O tempo dá delicadezas aos olhos.

  Você passa a ver o que importa. E o que importa, não é um sexta anoite com várias pessoas, é o sábado de manhã com uma só. Uma só que vale por todas as outras. Desejo que haja cumplicidade daqui pra frente. Que o entendimento aconteça no olhar, mesmo que seja só pra dar risada como se você entendesse o que se passa na minha cabeça, se bem que não é dificil você passando por aqui todos os dia. Ou quase. Que as palavras sejam estilingues e não pedras. Desejo que haja tolerância e muita paciência. Que os defeitos de um, não machuquem o outro. Que as qualidades de um, não ofusquem o outro. Desejo que o tempo seja generoso. Que os dias passem em paz. Pra mim, pra você, pra nós. Pra ele, e pra ela.  Que as noites sejam de festa ou de sono pesado. Desejo que a rotina não seja cruel. Que um não se machuque vendo qualquer coisa passageira que o outro faça. Que a paixão seja sempre descoberta. Que haja dias de chuva para que você leve o guarda-chuva torto.
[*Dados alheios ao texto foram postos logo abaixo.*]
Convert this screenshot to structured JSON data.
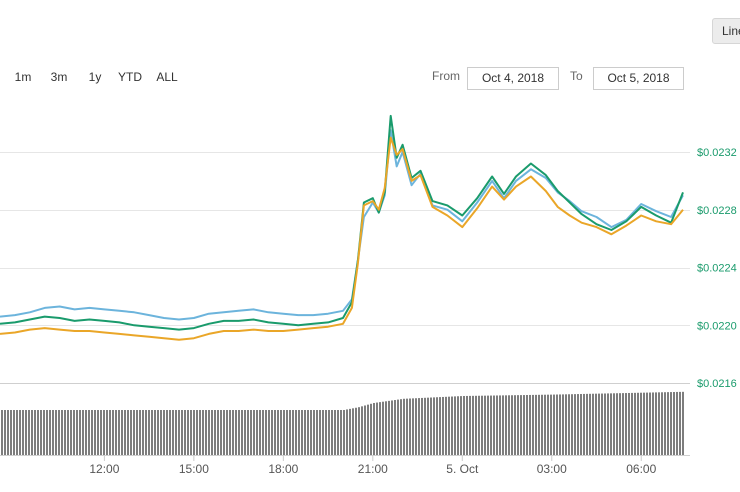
{
  "chart_type_button": "Line",
  "zoom_buttons": [
    "1m",
    "3m",
    "1y",
    "YTD",
    "ALL"
  ],
  "range": {
    "from_label": "From",
    "from_value": "Oct 4, 2018",
    "to_label": "To",
    "to_value": "Oct 5, 2018"
  },
  "colors": {
    "series_light_blue": "#6cb4dc",
    "series_green": "#1a9b6c",
    "series_orange": "#eaa628",
    "axis_label": "#1a9b6c",
    "volume": "#7d7d7d",
    "grid": "#e6e6e6"
  },
  "chart_data": {
    "type": "line",
    "title": "",
    "xlabel": "",
    "ylabel": "",
    "x_ticks": [
      {
        "label": "12:00",
        "hours": 12
      },
      {
        "label": "15:00",
        "hours": 15
      },
      {
        "label": "18:00",
        "hours": 18
      },
      {
        "label": "21:00",
        "hours": 21
      },
      {
        "label": "5. Oct",
        "hours": 24
      },
      {
        "label": "03:00",
        "hours": 27
      },
      {
        "label": "06:00",
        "hours": 30
      }
    ],
    "y_ticks": [
      "$0.0232",
      "$0.0228",
      "$0.0224",
      "$0.0220",
      "$0.0216"
    ],
    "y_tick_values": [
      0.0232,
      0.0228,
      0.0224,
      0.022,
      0.0216
    ],
    "ylim": [
      0.0216,
      0.02338
    ],
    "xlim_hours": [
      8.5,
      31.4
    ],
    "grid": true,
    "series": [
      {
        "color": "#6cb4dc",
        "points": [
          [
            8.5,
            0.02206
          ],
          [
            9.0,
            0.02207
          ],
          [
            9.5,
            0.02209
          ],
          [
            10.0,
            0.02212
          ],
          [
            10.5,
            0.02213
          ],
          [
            11.0,
            0.02211
          ],
          [
            11.5,
            0.02212
          ],
          [
            12.0,
            0.02211
          ],
          [
            12.5,
            0.0221
          ],
          [
            13.0,
            0.02209
          ],
          [
            13.5,
            0.02207
          ],
          [
            14.0,
            0.02205
          ],
          [
            14.5,
            0.02204
          ],
          [
            15.0,
            0.02205
          ],
          [
            15.5,
            0.02208
          ],
          [
            16.0,
            0.02209
          ],
          [
            16.5,
            0.0221
          ],
          [
            17.0,
            0.02211
          ],
          [
            17.5,
            0.02209
          ],
          [
            18.0,
            0.02208
          ],
          [
            18.5,
            0.02207
          ],
          [
            19.0,
            0.02207
          ],
          [
            19.5,
            0.02208
          ],
          [
            20.0,
            0.0221
          ],
          [
            20.3,
            0.02218
          ],
          [
            20.5,
            0.02245
          ],
          [
            20.7,
            0.02275
          ],
          [
            21.0,
            0.02285
          ],
          [
            21.2,
            0.02278
          ],
          [
            21.4,
            0.0229
          ],
          [
            21.6,
            0.02335
          ],
          [
            21.8,
            0.0231
          ],
          [
            22.0,
            0.0232
          ],
          [
            22.3,
            0.02297
          ],
          [
            22.6,
            0.02305
          ],
          [
            23.0,
            0.02283
          ],
          [
            23.5,
            0.0228
          ],
          [
            24.0,
            0.02272
          ],
          [
            24.5,
            0.02285
          ],
          [
            25.0,
            0.023
          ],
          [
            25.4,
            0.02288
          ],
          [
            25.8,
            0.023
          ],
          [
            26.3,
            0.02308
          ],
          [
            26.8,
            0.02302
          ],
          [
            27.2,
            0.02292
          ],
          [
            27.6,
            0.02286
          ],
          [
            28.0,
            0.02279
          ],
          [
            28.5,
            0.02275
          ],
          [
            29.0,
            0.02268
          ],
          [
            29.5,
            0.02273
          ],
          [
            30.0,
            0.02284
          ],
          [
            30.5,
            0.02279
          ],
          [
            31.0,
            0.02275
          ],
          [
            31.4,
            0.0229
          ]
        ]
      },
      {
        "color": "#1a9b6c",
        "points": [
          [
            8.5,
            0.02201
          ],
          [
            9.0,
            0.02202
          ],
          [
            9.5,
            0.02204
          ],
          [
            10.0,
            0.02206
          ],
          [
            10.5,
            0.02205
          ],
          [
            11.0,
            0.02203
          ],
          [
            11.5,
            0.02204
          ],
          [
            12.0,
            0.02203
          ],
          [
            12.5,
            0.02202
          ],
          [
            13.0,
            0.022
          ],
          [
            13.5,
            0.02199
          ],
          [
            14.0,
            0.02198
          ],
          [
            14.5,
            0.02197
          ],
          [
            15.0,
            0.02198
          ],
          [
            15.5,
            0.02201
          ],
          [
            16.0,
            0.02203
          ],
          [
            16.5,
            0.02203
          ],
          [
            17.0,
            0.02204
          ],
          [
            17.5,
            0.02202
          ],
          [
            18.0,
            0.02201
          ],
          [
            18.5,
            0.022
          ],
          [
            19.0,
            0.02201
          ],
          [
            19.5,
            0.02202
          ],
          [
            20.0,
            0.02205
          ],
          [
            20.3,
            0.02216
          ],
          [
            20.5,
            0.02245
          ],
          [
            20.7,
            0.02285
          ],
          [
            21.0,
            0.02288
          ],
          [
            21.2,
            0.02278
          ],
          [
            21.4,
            0.02292
          ],
          [
            21.6,
            0.02345
          ],
          [
            21.8,
            0.02316
          ],
          [
            22.0,
            0.02325
          ],
          [
            22.3,
            0.02302
          ],
          [
            22.6,
            0.02307
          ],
          [
            23.0,
            0.02286
          ],
          [
            23.5,
            0.02283
          ],
          [
            24.0,
            0.02276
          ],
          [
            24.5,
            0.02288
          ],
          [
            25.0,
            0.02303
          ],
          [
            25.4,
            0.02291
          ],
          [
            25.8,
            0.02303
          ],
          [
            26.3,
            0.02312
          ],
          [
            26.8,
            0.02304
          ],
          [
            27.2,
            0.02293
          ],
          [
            27.6,
            0.02285
          ],
          [
            28.0,
            0.02277
          ],
          [
            28.5,
            0.0227
          ],
          [
            29.0,
            0.02266
          ],
          [
            29.5,
            0.02272
          ],
          [
            30.0,
            0.02282
          ],
          [
            30.5,
            0.02276
          ],
          [
            31.0,
            0.02271
          ],
          [
            31.4,
            0.02292
          ]
        ]
      },
      {
        "color": "#eaa628",
        "points": [
          [
            8.5,
            0.02194
          ],
          [
            9.0,
            0.02195
          ],
          [
            9.5,
            0.02197
          ],
          [
            10.0,
            0.02198
          ],
          [
            10.5,
            0.02197
          ],
          [
            11.0,
            0.02196
          ],
          [
            11.5,
            0.02196
          ],
          [
            12.0,
            0.02195
          ],
          [
            12.5,
            0.02194
          ],
          [
            13.0,
            0.02193
          ],
          [
            13.5,
            0.02192
          ],
          [
            14.0,
            0.02191
          ],
          [
            14.5,
            0.0219
          ],
          [
            15.0,
            0.02191
          ],
          [
            15.5,
            0.02194
          ],
          [
            16.0,
            0.02196
          ],
          [
            16.5,
            0.02196
          ],
          [
            17.0,
            0.02197
          ],
          [
            17.5,
            0.02196
          ],
          [
            18.0,
            0.02196
          ],
          [
            18.5,
            0.02197
          ],
          [
            19.0,
            0.02198
          ],
          [
            19.5,
            0.02199
          ],
          [
            20.0,
            0.02201
          ],
          [
            20.3,
            0.02212
          ],
          [
            20.5,
            0.02243
          ],
          [
            20.7,
            0.02283
          ],
          [
            21.0,
            0.02286
          ],
          [
            21.2,
            0.0228
          ],
          [
            21.4,
            0.02295
          ],
          [
            21.6,
            0.0233
          ],
          [
            21.8,
            0.02318
          ],
          [
            22.0,
            0.02322
          ],
          [
            22.3,
            0.023
          ],
          [
            22.6,
            0.02304
          ],
          [
            23.0,
            0.02282
          ],
          [
            23.5,
            0.02276
          ],
          [
            24.0,
            0.02268
          ],
          [
            24.5,
            0.02281
          ],
          [
            25.0,
            0.02296
          ],
          [
            25.4,
            0.02287
          ],
          [
            25.8,
            0.02296
          ],
          [
            26.3,
            0.02303
          ],
          [
            26.8,
            0.02293
          ],
          [
            27.2,
            0.02282
          ],
          [
            27.6,
            0.02276
          ],
          [
            28.0,
            0.02271
          ],
          [
            28.5,
            0.02268
          ],
          [
            29.0,
            0.02263
          ],
          [
            29.5,
            0.02269
          ],
          [
            30.0,
            0.02276
          ],
          [
            30.5,
            0.02272
          ],
          [
            31.0,
            0.0227
          ],
          [
            31.4,
            0.0228
          ]
        ]
      }
    ],
    "volume": {
      "relative_levels": [
        [
          8.5,
          0.0
        ],
        [
          20.0,
          0.0
        ],
        [
          20.5,
          0.04
        ],
        [
          21.0,
          0.1
        ],
        [
          22.0,
          0.16
        ],
        [
          24.0,
          0.2
        ],
        [
          27.0,
          0.22
        ],
        [
          31.4,
          0.26
        ]
      ]
    }
  }
}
Que o abraço seja sempre conforto e o melhor lugar do mundo. Desejo que as vontades caminhem de mãos dadas. Que a distâncias só sirvam para aproximar. 

E que a fé no amor, que um dia irá dar certo, seja salvação para todos os dias.

Coloque a mão no monitor e sinta-se, digamos, beijado. 3 beijos. (haha, não poderia faltar essa).